Sociale kosten kunnen van tweeërlei aard zijn: negatieve productie-externaliteiten en positieve productie-externaliteiten. Negatieve productie-externaliteit verwijst naar een situatie waarin marginale schade sociale kosten voor de samenleving zijn die ertoe leiden dat de marginale sociale kosten hoger zijn dan de marginale particuliere kosten, d.w.z. MSC > MPC. Intuïtief verwijst dit naar een situatie waarin de productie van de onderneming het welzijn vermindert van de mensen in de samenleving die daarvoor niet worden gecompenseerd. Staalproductie leidt bijvoorbeeld tot een negatieve externaliteit wegens de marginale schade in verband met vervuiling en negatieve milieueffecten. Staalproductie leidt tot indirecte kosten als gevolg van de uitstoot van verontreinigende stoffen, lagere luchtkwaliteit, enz. Deze indirecte kosten kunnen bijvoorbeeld betrekking hebben op de gezondheid van een huiseigenaar in de buurt van de productie-eenheid en op hogere kosten voor gezondheidszorg, die niet in de prijs en de hoeveelheid op de vrije markt zijn verdisconteerd. Aangezien de producent deze kosten niet draagt, worden zij niet doorberekend aan de eindgebruiker, waardoor een situatie ontstaat waarin MSC > MPC.

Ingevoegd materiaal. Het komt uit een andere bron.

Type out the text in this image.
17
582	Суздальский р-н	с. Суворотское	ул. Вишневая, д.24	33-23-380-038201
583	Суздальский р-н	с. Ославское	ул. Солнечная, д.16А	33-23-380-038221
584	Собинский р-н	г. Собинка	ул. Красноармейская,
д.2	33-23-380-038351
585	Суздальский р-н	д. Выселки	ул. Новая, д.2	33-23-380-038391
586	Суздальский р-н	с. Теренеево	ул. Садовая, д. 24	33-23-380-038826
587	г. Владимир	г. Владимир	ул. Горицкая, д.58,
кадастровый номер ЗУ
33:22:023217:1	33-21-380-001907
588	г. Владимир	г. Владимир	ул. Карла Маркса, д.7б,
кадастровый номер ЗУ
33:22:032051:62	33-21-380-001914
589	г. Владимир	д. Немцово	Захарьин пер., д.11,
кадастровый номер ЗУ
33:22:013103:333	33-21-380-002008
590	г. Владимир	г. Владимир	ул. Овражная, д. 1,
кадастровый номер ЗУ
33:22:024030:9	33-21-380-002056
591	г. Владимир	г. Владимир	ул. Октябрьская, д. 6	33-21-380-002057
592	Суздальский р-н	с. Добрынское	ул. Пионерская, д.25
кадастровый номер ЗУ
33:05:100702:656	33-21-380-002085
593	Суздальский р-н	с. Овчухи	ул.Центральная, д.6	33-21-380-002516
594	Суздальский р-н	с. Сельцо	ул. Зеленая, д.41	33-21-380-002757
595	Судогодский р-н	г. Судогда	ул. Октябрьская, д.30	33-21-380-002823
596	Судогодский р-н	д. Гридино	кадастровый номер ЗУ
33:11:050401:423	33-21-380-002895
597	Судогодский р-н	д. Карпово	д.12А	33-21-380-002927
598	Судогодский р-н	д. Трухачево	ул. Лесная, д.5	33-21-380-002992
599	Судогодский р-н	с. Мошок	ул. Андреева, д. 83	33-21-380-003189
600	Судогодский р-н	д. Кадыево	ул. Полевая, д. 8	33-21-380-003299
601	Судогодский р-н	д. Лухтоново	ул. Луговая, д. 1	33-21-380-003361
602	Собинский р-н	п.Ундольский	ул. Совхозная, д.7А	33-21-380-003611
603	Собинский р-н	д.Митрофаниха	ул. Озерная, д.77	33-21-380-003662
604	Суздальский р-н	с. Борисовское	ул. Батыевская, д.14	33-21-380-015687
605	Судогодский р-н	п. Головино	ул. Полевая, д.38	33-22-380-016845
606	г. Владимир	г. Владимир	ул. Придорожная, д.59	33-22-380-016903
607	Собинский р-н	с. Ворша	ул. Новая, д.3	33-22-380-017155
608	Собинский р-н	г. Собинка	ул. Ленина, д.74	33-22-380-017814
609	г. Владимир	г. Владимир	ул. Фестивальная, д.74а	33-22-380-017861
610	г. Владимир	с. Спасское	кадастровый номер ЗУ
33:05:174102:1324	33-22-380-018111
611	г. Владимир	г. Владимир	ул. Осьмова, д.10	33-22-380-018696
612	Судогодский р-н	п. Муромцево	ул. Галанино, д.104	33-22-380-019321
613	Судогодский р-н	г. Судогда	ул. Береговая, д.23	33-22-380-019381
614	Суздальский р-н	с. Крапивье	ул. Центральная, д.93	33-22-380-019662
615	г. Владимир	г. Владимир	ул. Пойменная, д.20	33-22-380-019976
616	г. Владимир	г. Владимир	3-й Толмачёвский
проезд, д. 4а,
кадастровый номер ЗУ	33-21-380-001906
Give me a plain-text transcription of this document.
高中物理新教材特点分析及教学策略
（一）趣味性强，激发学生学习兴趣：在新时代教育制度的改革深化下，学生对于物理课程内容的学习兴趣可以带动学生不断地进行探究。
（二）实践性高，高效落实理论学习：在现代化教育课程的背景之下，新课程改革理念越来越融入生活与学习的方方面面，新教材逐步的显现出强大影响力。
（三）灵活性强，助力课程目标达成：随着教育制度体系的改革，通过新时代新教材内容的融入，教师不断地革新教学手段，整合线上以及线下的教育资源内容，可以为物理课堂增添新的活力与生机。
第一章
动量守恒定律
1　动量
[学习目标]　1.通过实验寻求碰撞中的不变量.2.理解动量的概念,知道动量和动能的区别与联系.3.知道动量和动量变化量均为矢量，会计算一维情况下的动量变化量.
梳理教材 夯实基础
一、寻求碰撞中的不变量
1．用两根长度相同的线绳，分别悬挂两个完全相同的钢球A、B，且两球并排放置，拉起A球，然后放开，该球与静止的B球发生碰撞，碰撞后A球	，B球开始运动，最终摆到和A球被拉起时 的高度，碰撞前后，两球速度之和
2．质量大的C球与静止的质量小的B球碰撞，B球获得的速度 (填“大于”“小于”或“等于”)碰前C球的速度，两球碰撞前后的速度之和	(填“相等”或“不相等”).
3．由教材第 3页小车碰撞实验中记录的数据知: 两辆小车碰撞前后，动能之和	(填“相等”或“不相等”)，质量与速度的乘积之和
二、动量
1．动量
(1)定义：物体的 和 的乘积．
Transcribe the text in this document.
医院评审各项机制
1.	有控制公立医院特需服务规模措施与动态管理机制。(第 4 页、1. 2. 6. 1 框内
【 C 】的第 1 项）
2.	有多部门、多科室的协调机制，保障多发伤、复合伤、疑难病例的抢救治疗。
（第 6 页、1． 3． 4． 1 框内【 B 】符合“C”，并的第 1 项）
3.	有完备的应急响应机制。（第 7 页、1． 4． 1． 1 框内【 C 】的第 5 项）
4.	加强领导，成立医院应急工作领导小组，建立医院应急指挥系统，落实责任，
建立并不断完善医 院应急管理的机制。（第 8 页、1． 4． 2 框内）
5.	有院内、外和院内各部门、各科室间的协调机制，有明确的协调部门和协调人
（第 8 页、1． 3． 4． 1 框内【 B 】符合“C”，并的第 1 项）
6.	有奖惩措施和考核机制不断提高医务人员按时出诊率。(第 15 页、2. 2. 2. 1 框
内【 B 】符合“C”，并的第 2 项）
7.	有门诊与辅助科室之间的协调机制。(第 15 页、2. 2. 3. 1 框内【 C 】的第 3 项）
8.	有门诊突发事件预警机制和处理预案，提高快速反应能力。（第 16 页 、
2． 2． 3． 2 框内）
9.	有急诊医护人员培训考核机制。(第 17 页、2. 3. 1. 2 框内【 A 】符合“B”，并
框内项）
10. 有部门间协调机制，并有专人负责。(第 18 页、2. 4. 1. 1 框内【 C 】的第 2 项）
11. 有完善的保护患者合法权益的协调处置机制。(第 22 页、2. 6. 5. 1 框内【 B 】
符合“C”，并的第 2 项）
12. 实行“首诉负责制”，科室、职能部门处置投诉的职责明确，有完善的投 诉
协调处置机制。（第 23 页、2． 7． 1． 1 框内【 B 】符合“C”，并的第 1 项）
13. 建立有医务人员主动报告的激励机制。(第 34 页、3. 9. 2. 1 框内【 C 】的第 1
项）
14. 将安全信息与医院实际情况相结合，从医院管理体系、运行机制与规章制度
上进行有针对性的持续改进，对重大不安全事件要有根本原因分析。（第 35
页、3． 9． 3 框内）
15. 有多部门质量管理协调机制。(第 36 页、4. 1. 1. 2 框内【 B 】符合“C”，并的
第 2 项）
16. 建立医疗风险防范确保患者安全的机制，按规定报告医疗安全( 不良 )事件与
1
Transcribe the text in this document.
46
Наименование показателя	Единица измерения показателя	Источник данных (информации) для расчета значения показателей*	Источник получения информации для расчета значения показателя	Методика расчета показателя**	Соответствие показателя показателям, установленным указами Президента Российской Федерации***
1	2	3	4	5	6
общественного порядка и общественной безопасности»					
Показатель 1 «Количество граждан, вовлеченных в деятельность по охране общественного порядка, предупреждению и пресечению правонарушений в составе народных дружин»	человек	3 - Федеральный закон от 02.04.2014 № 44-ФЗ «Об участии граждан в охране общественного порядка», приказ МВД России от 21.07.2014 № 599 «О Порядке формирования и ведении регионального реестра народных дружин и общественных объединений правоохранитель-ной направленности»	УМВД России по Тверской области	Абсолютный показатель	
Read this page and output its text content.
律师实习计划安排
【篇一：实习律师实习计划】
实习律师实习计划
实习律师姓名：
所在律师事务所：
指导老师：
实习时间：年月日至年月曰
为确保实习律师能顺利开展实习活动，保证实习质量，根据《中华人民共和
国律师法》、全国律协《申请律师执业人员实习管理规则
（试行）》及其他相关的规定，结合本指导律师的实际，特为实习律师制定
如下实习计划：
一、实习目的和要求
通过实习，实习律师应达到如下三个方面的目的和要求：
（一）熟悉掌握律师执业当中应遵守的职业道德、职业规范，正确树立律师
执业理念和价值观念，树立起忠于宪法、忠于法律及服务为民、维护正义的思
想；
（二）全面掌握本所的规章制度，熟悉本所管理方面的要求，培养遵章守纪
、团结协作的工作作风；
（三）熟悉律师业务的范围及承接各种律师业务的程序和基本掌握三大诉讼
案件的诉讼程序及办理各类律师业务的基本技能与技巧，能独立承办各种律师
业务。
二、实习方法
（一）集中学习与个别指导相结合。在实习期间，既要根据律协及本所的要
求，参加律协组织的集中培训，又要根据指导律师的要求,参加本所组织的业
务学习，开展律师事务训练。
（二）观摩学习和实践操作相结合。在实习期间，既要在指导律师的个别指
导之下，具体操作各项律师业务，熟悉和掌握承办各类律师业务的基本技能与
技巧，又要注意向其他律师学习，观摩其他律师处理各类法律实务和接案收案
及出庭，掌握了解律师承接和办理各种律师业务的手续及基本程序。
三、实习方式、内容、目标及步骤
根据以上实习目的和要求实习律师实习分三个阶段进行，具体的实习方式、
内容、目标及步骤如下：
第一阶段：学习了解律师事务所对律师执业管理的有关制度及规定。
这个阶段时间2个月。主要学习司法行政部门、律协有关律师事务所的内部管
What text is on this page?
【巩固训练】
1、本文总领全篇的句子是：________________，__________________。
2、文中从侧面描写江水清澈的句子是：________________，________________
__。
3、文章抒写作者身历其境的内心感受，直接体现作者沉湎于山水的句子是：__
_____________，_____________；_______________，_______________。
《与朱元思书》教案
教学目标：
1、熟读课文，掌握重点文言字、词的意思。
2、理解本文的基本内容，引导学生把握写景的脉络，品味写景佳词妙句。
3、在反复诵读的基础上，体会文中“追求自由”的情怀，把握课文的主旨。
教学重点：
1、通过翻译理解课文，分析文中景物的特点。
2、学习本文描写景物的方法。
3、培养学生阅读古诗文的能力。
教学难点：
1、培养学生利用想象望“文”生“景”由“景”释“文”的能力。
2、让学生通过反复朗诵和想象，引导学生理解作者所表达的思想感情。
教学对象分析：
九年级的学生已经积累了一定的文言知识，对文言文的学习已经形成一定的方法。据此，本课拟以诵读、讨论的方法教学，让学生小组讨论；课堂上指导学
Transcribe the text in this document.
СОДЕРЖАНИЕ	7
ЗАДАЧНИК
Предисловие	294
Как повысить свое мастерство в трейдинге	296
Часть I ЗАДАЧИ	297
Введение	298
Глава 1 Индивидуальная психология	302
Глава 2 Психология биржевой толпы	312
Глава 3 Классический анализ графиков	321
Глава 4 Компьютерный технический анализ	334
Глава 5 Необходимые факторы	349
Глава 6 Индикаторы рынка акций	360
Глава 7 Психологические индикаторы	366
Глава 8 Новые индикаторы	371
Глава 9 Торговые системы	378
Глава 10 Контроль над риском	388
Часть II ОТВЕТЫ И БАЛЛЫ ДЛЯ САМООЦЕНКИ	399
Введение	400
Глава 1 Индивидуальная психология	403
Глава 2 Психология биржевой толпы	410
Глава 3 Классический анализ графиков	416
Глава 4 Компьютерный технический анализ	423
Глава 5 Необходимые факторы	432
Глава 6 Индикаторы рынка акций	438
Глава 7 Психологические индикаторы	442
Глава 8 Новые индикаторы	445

Dit voorbeeld kan beter worden verduidelijkt met een diagram. Winstmaximaliserende organisaties in een vrije markt zullen hun productie vaststellen op QMarket waarbij de marginale particuliere kosten (MPC) gelijk zijn aan de marginale baten (MB). Intuïtief is dit het punt op het diagram waar de particuliere aanbodcurve (MPC) en de consumentenvraagcurve (MB) elkaar snijden, d.w.z. waar de consumentenvraag en het aanbod van de onderneming elkaar ontmoeten. Dit resulteert in een concurrerende marktevenwichtsprijs van pMarket.
In aanwezigheid van een negatieve externe productie nemen de particuliere marginale kosten toe, d.w.z. zij worden naar links opgeschoven met de marginale schade, zodat de marginale sociale curve ontstaat. De ster in het diagram, of het punt waar de nieuwe aanbodcurve (inclusief de marginale schade voor de samenleving) en de vraag van de consument elkaar snijden, vertegenwoordigt de sociaal optimale hoeveelheid Qoptimum en prijs. Bij dit maatschappelijk optimum is de door de consument betaalde prijs p*consument en de door de producent ontvangen prijs p*producent.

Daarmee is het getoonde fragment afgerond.